The author is grateful to Sheetal Chand, Luis Cubeddu, Philip Gerson, Sanjeev Gupta, Peter Heller, Martin Kaufman, George Mackenzie, Stephen Mathews, Alex Mourmouras, and Murray Petrie for their comments on an earlier draft.

2

Unless otherwise indicated, the term “public pensions” refers to national social security or social insurance pensions, as distinct from pensions for civil servants and other public sector employees.

3

The intuition here is that pension is accrued as salary increases and service is extended. With the pension contribution fixed, contribution income increases only with salary. It is therefore necessary to “pre-fund” future service and, with a final salary scheme, future salary growth.
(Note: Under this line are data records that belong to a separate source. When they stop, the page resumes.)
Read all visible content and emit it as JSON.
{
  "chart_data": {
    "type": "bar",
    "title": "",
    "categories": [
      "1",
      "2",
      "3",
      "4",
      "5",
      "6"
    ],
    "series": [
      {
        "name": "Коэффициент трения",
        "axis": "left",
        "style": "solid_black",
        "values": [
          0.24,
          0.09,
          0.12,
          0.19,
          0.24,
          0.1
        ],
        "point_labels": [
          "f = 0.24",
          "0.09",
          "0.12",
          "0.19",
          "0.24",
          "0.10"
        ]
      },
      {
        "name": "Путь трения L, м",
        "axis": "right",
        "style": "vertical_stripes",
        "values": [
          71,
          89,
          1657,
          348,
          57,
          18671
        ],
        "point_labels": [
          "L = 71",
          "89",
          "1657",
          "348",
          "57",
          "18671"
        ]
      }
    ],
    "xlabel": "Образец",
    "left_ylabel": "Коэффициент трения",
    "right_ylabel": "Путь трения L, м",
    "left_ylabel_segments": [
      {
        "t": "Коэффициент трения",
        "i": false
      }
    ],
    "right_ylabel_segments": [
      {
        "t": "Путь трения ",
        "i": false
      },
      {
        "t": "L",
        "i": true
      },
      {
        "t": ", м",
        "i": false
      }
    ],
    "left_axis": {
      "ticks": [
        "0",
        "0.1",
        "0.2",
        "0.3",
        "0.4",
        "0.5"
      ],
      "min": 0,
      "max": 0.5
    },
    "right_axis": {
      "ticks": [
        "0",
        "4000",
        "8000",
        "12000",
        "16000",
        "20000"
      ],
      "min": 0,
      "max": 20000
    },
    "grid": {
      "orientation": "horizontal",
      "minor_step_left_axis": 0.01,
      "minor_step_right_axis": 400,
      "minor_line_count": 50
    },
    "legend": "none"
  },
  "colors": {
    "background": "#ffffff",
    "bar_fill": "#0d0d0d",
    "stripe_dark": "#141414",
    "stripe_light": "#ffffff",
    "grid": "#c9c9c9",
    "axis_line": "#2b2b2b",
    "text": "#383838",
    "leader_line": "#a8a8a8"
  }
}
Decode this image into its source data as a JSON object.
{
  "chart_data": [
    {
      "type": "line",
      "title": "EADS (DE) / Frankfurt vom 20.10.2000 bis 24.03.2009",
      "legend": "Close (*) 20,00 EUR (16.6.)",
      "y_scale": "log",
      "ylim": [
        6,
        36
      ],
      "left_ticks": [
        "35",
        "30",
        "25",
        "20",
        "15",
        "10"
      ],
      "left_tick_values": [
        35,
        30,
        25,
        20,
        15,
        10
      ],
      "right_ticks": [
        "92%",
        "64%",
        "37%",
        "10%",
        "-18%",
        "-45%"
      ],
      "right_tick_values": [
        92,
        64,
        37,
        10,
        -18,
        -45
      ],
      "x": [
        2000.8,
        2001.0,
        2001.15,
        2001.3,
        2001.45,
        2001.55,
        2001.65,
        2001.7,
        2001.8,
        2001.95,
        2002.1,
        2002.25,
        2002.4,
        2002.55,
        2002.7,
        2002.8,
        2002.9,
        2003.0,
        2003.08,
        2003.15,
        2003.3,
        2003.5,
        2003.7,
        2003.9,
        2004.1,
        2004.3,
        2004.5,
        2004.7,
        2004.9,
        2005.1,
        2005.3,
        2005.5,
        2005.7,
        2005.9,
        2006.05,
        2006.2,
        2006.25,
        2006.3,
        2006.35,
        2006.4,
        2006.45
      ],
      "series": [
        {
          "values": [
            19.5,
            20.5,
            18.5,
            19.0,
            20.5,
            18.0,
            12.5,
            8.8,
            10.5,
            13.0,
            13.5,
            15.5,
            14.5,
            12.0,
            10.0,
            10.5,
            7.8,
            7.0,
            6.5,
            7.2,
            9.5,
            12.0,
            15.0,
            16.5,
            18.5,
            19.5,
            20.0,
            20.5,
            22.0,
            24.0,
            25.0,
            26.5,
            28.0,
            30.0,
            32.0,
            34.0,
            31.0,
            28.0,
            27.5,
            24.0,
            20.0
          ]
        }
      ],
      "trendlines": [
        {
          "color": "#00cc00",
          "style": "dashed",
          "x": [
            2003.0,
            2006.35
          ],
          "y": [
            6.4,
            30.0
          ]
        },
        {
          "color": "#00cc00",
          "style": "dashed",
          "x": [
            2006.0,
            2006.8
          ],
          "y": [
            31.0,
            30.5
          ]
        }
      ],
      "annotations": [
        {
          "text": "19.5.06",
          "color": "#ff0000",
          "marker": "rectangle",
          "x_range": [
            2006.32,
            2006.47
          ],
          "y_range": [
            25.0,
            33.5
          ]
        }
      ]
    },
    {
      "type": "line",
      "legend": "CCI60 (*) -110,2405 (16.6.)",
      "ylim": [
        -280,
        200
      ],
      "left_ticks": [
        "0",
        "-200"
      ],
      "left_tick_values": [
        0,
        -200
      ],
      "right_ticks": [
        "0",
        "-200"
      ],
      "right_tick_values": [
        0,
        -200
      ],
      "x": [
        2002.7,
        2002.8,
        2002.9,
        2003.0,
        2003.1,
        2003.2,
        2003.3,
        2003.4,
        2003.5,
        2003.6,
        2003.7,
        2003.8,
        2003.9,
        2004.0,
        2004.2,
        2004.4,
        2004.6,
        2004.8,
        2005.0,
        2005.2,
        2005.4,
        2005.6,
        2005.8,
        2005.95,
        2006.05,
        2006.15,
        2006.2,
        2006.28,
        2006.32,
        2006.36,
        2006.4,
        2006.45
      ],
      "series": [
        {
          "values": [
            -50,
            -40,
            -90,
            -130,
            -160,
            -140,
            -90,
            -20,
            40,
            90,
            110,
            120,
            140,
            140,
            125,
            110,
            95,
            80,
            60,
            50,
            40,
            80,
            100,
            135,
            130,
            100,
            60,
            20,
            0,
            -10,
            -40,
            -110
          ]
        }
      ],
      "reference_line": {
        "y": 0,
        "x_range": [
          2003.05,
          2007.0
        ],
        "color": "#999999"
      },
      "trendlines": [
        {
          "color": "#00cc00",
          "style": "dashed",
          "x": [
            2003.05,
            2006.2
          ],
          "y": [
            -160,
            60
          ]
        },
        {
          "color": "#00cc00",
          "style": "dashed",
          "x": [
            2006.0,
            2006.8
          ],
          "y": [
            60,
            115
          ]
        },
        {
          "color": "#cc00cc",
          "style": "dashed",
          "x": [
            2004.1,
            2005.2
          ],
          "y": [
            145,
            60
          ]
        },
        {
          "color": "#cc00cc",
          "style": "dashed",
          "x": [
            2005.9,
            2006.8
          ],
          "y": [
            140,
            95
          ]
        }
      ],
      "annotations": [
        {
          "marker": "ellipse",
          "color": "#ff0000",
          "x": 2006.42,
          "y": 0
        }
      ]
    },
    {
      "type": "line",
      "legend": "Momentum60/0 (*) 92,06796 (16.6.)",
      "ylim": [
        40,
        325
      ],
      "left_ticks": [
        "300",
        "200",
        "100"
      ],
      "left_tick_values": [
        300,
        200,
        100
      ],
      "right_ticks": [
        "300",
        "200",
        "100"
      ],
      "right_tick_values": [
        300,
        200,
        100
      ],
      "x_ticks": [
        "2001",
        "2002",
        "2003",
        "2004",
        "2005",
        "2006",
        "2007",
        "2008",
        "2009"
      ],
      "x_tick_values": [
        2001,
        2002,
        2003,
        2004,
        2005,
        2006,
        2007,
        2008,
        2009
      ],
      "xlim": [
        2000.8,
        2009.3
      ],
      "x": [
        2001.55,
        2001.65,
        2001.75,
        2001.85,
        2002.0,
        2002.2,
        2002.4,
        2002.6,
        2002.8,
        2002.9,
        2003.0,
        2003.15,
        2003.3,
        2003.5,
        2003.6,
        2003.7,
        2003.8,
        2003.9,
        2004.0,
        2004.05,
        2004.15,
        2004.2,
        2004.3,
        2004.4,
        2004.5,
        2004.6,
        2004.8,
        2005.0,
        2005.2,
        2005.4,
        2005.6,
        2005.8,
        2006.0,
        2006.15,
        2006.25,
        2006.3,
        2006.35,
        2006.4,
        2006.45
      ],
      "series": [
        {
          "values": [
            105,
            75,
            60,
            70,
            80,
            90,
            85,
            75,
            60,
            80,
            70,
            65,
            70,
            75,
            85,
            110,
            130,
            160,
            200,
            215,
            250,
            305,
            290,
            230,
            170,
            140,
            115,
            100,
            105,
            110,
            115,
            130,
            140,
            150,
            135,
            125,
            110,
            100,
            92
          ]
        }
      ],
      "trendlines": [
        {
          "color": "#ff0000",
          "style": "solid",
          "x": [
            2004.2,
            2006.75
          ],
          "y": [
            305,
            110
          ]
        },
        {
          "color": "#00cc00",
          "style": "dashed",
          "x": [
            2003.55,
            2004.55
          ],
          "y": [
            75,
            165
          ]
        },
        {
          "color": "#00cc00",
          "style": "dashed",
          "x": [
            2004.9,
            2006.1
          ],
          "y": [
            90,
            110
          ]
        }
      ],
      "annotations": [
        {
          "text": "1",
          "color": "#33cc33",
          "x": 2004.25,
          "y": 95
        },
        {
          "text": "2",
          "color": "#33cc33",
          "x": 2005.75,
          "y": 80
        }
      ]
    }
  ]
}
A formal proof is given in Appendix I.

4

There are finite-horizon models—Samuelson, Diamond, and Blanchard have produced variants—which suggest that the growth rate can exceed the interest rate in steady state, although this is not dynamically efficient. If reality reflected these models, PAYG would be preferable to funding.

5

In the G7 countries plus Denmark, the Netherlands, and Switzerland, real earnings growth in aggregate averaged about 2 percent during 1971–90 while the average real rate of return on a 50–50 portfolio of equities and government bonds was above 4 percent (Issue Brief 2, World Bank, 1994). However, the real rate of return on government bonds was only slightly above 1 percent, so portfolio choice—and in particular the risk that the public sector would be prepared to take in funding pensions—is critical to such an assessment.

6

This is sometimes referred to as the social insurance paradox.

7

It might be argued that concern about intergenerational fairness should properly be addressed in a more comprehensive way, through “generational accounting” which looks at the burden of fiscal policy more generally on successive generations.

8

There has been some mention in this regard of an “asset meltdown.” This is not likely to happen. Asset values will adjust gradually as national and global financial markets respond in a measured way to country-specific and worldwide population aging which is well understood and quite predictable.

9

Note that indexed assets do not guarantee a nonnegative real rate of return. The only requirement of an indexed asset is that the real rate of return is independent of the inflation rate.

10

Despite these advantages, notional funding is not widely practiced. The United Kingdom public sector makes some use of notional funding. Public pensions in Sweden are also partially funded on a notional basis.

11

The available studies report markedly different estimates of unfunded PAYG liabilities. Different estimates in Kuné (1996) vary by a factor of up to five for a single country, reflecting variations in the underlying assumptions.

12

It could be argued that contribution rate gaps provide more information since these reflect the equilibrium contribution rates required to balance a PAYG scheme on a year-to-year basis. An unfunded PAYG liability only provides an indication as to the sustainable contribution rate, which is the constant contribution rate required to balance a scheme over the longer term.

13

Brittan (1993) also argues this point quite forcibly.

14

Hence the practice in the United States of investing social security surpluses in treasury bonds and then meeting future pension payments in part from the Trust Fund accumulated in the process is a means of smoothing the social security tax rate over time. The interest paid on the treasury bonds will reduce social security tax rates marginally over the long term compared to PAYG rates, but at the expense of higher federal tax rates, lower federal spending and/or a larger federal budget deficit.

15

See Leidy (1997) for a discussion of the impact of investing United States social security Trust Fund assets in private securities.

16

Results of a study by the Brookings Institution staff (reported by Henry Aaron at an IMF Economic Forum on “Aging Populations and Public Pension Schemes: Averting the Crisis”), show that when account is taken of the decline in pensions relative to incomes during retirement, the variation in replacement rates can be even larger than suggested here. For a defined-contribution scheme started in 1870, replacement rates would have varied in the range 30–100 percent between 1910 and the present day.

17

Another important lesson from Chile, related to the transition from PAYG to funding, is that to avoid the double burden on the transition generation, the government has to bear some of the transition costs. This was manageable in Chile because the government budget was in significant surplus prior to the reform.

18

Basic pensions fulfill the Pillar 1 role in the United Kingdom. There has been a concern that, because basic pensions are indexed to prices, they will continue to decline relative to earnings as in recent years and will thus fail to provide an adequate minimum. However, a further scaling back of SERPS should provide the scope to maintain basic pensions as an effective anti-poverty program.